Discrete samples were collected from working halves in standard 8-cm3 plastic cubes with an arrow on the bottom of the sampling box pointing upcore. The sampling frequency was generally two samples per core section at one hole per site. Intervals of drilling-related core deformation were avoided. Discrete samples were collected by two different sampling methods. Very soft intervals were sampled by pushing the plastic cube directly into the sediment. Stiffer intervals were sampled using an extruder. These two sampling methods yield a 180º difference in the orientations of both the +X and +Y axes, relative to the standard up arrow (the -Z direction) drawn on the bottom of the sample box (Fig. F13). The shipboard long-core cryogenic magnetometer was used to measure the NRM of the discrete samples. Samples were measured in a tray designed for seven samples. All discrete measurements were done using the "NORMAL X & Y" option in the cryogenic magnetometer control program, and the samples were placed into the tray such that they had the normal working-half orientation. Magnetic susceptibility was measured on the discrete samples using a Bartington MS2 Susceptibility Meter with a dual frequency M.S.1.B Sensor. The discrete samples will be further analyzed on shore to study the magnetic properties of the sediments and the mineralogy of remanence carriers.

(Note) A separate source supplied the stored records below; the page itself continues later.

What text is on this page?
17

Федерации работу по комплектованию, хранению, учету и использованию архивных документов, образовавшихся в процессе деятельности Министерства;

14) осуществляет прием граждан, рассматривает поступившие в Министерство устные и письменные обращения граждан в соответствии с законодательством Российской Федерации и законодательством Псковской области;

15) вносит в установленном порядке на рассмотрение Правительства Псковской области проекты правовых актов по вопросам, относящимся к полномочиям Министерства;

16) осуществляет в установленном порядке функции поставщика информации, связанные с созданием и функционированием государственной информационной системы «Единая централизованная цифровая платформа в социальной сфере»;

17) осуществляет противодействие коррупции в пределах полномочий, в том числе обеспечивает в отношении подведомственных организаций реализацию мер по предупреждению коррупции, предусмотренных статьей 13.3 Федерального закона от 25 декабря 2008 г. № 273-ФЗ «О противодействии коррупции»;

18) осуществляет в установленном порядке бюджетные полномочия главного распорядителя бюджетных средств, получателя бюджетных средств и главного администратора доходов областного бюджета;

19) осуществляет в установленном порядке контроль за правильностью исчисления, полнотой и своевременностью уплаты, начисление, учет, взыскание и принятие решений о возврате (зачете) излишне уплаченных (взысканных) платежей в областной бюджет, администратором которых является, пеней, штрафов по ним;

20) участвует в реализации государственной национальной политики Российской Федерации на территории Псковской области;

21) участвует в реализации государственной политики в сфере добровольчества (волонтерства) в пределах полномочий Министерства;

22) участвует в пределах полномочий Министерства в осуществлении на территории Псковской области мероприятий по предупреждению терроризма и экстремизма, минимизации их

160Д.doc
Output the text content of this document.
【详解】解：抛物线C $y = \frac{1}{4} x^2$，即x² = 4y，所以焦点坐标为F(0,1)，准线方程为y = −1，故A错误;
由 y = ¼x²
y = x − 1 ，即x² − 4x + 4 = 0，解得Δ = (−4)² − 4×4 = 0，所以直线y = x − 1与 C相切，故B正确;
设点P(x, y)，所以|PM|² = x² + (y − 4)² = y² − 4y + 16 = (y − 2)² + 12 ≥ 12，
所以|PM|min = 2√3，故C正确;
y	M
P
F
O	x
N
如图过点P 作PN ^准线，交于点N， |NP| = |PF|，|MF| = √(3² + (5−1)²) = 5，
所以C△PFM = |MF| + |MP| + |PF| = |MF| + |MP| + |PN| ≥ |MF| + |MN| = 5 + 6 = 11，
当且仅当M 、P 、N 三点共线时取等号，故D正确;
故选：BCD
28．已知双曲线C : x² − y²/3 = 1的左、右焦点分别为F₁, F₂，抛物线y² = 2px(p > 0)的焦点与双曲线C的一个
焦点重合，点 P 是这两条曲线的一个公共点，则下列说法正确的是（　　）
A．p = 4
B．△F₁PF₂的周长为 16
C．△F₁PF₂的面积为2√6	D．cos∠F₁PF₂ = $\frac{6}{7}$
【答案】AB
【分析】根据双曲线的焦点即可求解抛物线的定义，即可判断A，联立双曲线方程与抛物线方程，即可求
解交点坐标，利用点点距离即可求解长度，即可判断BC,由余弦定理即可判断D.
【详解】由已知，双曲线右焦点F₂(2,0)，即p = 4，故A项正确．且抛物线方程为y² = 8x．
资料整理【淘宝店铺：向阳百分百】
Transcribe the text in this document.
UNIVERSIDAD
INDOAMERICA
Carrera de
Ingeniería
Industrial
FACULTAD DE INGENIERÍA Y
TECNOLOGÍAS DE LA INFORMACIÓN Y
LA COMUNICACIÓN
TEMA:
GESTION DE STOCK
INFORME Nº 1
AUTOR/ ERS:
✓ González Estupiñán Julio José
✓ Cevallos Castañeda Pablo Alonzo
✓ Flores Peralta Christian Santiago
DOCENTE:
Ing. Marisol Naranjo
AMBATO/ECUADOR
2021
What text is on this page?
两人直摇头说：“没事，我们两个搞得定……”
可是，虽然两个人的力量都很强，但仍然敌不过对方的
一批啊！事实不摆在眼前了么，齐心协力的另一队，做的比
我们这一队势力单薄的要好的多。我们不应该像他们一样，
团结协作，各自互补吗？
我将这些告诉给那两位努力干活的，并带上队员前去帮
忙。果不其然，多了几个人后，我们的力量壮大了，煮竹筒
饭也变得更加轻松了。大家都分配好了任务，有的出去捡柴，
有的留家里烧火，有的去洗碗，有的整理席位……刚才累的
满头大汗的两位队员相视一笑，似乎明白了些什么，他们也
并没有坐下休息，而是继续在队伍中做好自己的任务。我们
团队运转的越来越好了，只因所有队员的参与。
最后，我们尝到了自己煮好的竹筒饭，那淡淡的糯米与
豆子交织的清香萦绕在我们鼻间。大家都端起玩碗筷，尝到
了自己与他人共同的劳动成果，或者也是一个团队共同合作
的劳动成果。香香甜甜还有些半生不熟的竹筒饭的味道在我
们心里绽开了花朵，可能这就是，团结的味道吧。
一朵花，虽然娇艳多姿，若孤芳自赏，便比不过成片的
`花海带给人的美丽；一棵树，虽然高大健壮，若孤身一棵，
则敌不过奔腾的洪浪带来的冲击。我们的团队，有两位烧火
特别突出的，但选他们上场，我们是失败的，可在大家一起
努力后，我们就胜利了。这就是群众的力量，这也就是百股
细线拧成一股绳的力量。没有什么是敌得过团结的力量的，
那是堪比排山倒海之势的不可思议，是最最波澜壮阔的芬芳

All cores were affected to some extent by a vertically downward overprint attributed to the drill string. Cores with higher clay and water content also had a radial overprint, manifested as declinations of 0º along the entire length of a section. Shallow cores from Hole 1095A required demagnetization at 30 mT to remove the radial overprint.
Where magnetic cleaning successfully isolated the characteristic component of remanence, paleomagnetic inclinations were used to define polarity zones. The revised time scale of Cande and Kent (1995), as presented in Berggren et al. (1995), was used as a reference for the ages of Cenozoic polarity chrons (Fig. F12; Table T1).